L’Ivre de livre (Pierre Vial)

Publié le samedi  25 février 2012
Mis à jour le samedi  25 février 2017

Europeana. Une brève histoire du XXe siècle

Pierre Vial

L’Ivre de livre


Ce livre ne ressemble à aucun autre !

Patrik Ourednik est né en 1957, à Prague. Vivant en France depuis 1984, il traduit notamment Rabelais, Queneau, Jarry, Becket ou Michaux en tchèque. Europeana, son premier livre traduit en français a été élu « livre de l’année 2001 » en Tchéquie et traduit dans une vingtaine de langues.

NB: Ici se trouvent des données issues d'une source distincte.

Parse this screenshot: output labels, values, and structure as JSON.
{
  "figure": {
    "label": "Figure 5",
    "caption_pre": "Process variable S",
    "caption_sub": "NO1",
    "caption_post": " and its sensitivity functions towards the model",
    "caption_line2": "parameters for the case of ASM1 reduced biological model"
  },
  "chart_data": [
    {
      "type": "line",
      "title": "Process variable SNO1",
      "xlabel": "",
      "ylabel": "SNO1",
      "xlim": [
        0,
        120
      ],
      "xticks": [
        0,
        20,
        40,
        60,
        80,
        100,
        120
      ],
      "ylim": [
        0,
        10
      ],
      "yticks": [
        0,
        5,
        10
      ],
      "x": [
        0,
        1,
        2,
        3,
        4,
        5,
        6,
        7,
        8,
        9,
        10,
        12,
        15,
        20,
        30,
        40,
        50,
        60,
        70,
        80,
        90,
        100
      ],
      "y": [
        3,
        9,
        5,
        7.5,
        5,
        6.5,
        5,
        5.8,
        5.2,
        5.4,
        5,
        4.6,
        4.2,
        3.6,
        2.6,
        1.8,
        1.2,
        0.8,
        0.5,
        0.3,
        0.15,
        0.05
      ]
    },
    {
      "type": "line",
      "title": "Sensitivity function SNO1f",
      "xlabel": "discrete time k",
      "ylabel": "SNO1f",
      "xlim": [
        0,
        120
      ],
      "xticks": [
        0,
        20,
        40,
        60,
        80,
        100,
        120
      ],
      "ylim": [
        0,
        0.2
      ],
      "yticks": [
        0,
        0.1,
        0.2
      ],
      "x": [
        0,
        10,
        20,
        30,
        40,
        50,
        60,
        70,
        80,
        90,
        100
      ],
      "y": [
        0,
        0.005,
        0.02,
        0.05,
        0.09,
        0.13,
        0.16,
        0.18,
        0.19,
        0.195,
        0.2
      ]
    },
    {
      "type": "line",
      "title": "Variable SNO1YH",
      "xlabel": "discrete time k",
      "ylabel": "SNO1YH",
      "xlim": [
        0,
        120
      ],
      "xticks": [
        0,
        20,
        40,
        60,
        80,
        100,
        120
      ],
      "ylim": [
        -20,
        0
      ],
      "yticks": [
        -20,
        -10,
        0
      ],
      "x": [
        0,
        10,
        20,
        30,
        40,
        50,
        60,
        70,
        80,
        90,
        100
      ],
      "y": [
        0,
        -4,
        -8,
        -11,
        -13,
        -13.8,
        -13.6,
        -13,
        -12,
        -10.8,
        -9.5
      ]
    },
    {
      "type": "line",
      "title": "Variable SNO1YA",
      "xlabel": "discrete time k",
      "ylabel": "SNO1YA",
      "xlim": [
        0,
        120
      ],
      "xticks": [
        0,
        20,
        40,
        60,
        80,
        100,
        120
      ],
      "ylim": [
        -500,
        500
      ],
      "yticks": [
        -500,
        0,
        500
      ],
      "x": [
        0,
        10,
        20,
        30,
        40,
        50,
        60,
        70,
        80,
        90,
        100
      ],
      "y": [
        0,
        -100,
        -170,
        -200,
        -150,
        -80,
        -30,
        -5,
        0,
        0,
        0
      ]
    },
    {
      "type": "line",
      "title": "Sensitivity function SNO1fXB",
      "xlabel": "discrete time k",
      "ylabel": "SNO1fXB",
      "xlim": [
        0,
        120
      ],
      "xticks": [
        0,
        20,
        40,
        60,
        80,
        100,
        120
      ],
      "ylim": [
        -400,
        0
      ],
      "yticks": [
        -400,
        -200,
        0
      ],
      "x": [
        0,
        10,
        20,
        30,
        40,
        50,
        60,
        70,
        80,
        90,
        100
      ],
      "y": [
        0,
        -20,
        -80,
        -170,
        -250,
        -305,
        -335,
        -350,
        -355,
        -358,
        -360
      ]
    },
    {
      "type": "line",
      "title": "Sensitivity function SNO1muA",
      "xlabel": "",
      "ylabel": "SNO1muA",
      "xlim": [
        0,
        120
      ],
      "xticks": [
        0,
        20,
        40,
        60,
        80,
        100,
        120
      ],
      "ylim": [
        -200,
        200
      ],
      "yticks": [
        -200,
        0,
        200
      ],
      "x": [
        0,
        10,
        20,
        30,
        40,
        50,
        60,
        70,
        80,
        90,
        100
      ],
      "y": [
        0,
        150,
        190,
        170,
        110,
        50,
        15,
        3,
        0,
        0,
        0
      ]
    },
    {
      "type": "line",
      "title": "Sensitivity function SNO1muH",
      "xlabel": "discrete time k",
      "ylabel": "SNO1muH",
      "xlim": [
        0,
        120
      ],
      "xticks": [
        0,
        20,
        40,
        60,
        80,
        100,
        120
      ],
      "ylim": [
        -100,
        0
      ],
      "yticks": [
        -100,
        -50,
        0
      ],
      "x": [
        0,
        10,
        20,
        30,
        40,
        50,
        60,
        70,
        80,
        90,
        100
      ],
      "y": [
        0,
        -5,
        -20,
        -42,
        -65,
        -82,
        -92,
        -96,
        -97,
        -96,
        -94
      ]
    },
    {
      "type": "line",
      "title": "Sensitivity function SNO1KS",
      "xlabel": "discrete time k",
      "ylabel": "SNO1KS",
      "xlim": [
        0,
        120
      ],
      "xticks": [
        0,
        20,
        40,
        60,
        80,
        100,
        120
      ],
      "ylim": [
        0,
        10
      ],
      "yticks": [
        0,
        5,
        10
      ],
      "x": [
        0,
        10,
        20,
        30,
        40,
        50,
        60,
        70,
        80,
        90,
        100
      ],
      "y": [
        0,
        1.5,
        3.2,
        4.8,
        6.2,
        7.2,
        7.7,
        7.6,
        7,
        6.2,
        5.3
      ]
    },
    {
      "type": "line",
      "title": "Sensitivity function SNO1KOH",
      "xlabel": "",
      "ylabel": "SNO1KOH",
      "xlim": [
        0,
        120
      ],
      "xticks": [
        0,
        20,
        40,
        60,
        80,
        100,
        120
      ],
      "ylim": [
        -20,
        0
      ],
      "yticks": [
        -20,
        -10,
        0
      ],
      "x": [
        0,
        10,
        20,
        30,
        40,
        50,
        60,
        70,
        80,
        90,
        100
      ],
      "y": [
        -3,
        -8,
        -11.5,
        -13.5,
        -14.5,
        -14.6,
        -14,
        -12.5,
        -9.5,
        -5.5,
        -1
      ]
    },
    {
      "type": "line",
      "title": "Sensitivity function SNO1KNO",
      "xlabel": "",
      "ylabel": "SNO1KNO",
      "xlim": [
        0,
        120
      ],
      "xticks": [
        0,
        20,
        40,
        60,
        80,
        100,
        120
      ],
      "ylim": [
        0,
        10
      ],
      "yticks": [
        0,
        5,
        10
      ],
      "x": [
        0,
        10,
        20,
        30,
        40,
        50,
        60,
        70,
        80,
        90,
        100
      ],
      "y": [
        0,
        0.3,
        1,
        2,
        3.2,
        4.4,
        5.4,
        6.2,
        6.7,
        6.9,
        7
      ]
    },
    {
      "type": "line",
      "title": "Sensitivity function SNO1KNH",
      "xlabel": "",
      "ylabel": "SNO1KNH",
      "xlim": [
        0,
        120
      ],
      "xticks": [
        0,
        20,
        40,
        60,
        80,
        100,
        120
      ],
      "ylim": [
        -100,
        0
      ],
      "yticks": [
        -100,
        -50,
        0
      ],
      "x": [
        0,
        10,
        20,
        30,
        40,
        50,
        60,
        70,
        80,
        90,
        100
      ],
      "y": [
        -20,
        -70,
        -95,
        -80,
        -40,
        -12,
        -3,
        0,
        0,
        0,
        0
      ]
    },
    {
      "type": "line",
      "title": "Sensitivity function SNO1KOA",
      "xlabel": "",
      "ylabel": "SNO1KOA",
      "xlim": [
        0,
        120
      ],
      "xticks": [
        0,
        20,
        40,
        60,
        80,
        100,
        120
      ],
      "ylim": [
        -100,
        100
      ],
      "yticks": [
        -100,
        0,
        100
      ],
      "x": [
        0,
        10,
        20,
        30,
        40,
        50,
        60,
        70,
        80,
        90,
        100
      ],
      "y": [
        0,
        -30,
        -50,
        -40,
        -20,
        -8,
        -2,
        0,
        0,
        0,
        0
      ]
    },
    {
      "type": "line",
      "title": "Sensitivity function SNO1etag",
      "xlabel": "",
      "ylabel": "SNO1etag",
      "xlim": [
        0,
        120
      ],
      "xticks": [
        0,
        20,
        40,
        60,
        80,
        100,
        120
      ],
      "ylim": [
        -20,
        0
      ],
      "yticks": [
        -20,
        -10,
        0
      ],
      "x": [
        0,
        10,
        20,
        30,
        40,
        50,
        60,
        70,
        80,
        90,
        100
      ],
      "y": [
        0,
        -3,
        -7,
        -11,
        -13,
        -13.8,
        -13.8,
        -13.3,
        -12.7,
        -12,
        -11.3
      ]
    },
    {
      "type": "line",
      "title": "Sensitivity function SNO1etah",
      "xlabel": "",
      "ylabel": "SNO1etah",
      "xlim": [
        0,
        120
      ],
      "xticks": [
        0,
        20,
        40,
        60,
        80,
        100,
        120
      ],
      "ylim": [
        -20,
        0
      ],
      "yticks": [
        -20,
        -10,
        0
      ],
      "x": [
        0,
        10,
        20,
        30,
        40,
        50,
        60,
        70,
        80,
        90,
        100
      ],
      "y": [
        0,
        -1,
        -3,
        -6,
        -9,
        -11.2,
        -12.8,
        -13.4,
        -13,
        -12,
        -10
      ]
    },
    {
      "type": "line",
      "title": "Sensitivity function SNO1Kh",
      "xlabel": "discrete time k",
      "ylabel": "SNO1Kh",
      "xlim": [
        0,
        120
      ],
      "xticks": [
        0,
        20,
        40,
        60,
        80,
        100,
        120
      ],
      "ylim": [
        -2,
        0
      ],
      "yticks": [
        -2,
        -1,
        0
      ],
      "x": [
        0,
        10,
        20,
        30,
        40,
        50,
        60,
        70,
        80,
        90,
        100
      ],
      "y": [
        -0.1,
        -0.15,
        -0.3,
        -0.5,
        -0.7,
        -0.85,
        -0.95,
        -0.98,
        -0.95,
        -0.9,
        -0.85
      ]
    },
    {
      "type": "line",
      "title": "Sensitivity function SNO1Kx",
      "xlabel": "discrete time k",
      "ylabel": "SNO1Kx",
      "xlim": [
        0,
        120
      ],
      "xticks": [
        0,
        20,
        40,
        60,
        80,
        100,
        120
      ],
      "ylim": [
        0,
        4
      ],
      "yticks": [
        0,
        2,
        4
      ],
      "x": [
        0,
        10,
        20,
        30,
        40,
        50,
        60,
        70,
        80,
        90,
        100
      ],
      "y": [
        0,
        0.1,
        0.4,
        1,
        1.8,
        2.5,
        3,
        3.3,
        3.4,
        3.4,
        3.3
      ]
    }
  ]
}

L’auteur survole le XXe siècle, en revenant régulièrement, comme s’il s’agissait de repères pour le siècle, à la Première ou à la Deuxième Guerre Mondiale, jusqu’à nos jours.

« Mais les Allemands disaient qu’une véritable civilisation doit être simple et proche du peuple…et les poètes allemands composaient des vers d’amour et la brume montait des vallées…Les Allemands disaient que l’incarnation de la civilisation européenne leur incombait parce qu’ils savaient mener la guerre et faire du commerce mais aussi s’adonner à la franche camaraderie. »

Du positivisme à la réincarnation bouddhiste, aux relations entre humanisme et productivité, au communisme et au fascisme, tous les traits de la Madame H de Régis Debray sont passés à la moulinette de l’observateur engagé qui ne croit ni à la vérité historique, exposant au contraire dix « vérités possibles » successivement, ni à la vérité littéraire, le livre se déroulant, comme un long récit des réflexions de l’auteur, sans virgules et avec de longues phrases débutant par Et. Il faut, pour cela, féliciter Marianne Canavaggio qui a assuré la traduction du tchèque au français.

Les anecdotes abondent pour montrer l’absurdité et « pimentent » cette tragique Histoire du siècle dernier : « Et en 1916 un soldat breton eut un doigt emporté par une balle ennemie et son lieutenant l’envoya au poste de secours mais le médecin jugea qu’il était antipatriotique de consulter pour une blessure si insignifiante et dénonça le soldat au tribunal militaire qui le fit fusiller parce que l’interprète qui aurait pu expliquer que le soldat breton avait été envoyé au poste de secours par son supérieur était entre-temps parti en permission. »

Les Témoins de Jéhovah qui « croyaient que le Christ était revenu sur Terre dès la fin du dix-neuvième siècle, l’origine des névroses ou des dépressions et même les endroits différents où « les héros de film s’accouplaient » dans les années cinquante (c’était dans les champs de blé), soixante, soixante-dix ou quatre-vingt (il faudra lire le livre pour le savoir) sont peints avec truculence et un humour réjouissant.

Sans en avoir l’air, Patrik Ourednik fait preuve d’une grande érudition, d’une grande connaissance de la nature humaine et d’une grande humilité devant l’Histoire. Peut-être ces qualités lui viennent-elles de la lecture approfondie (afin de pouvoir les traduire en tchèque) de grands auteurs français tel que Rabelais ou Queneau mais peut-être aussi, et même sûrement, de son amour de la poésie, mère de la littérature.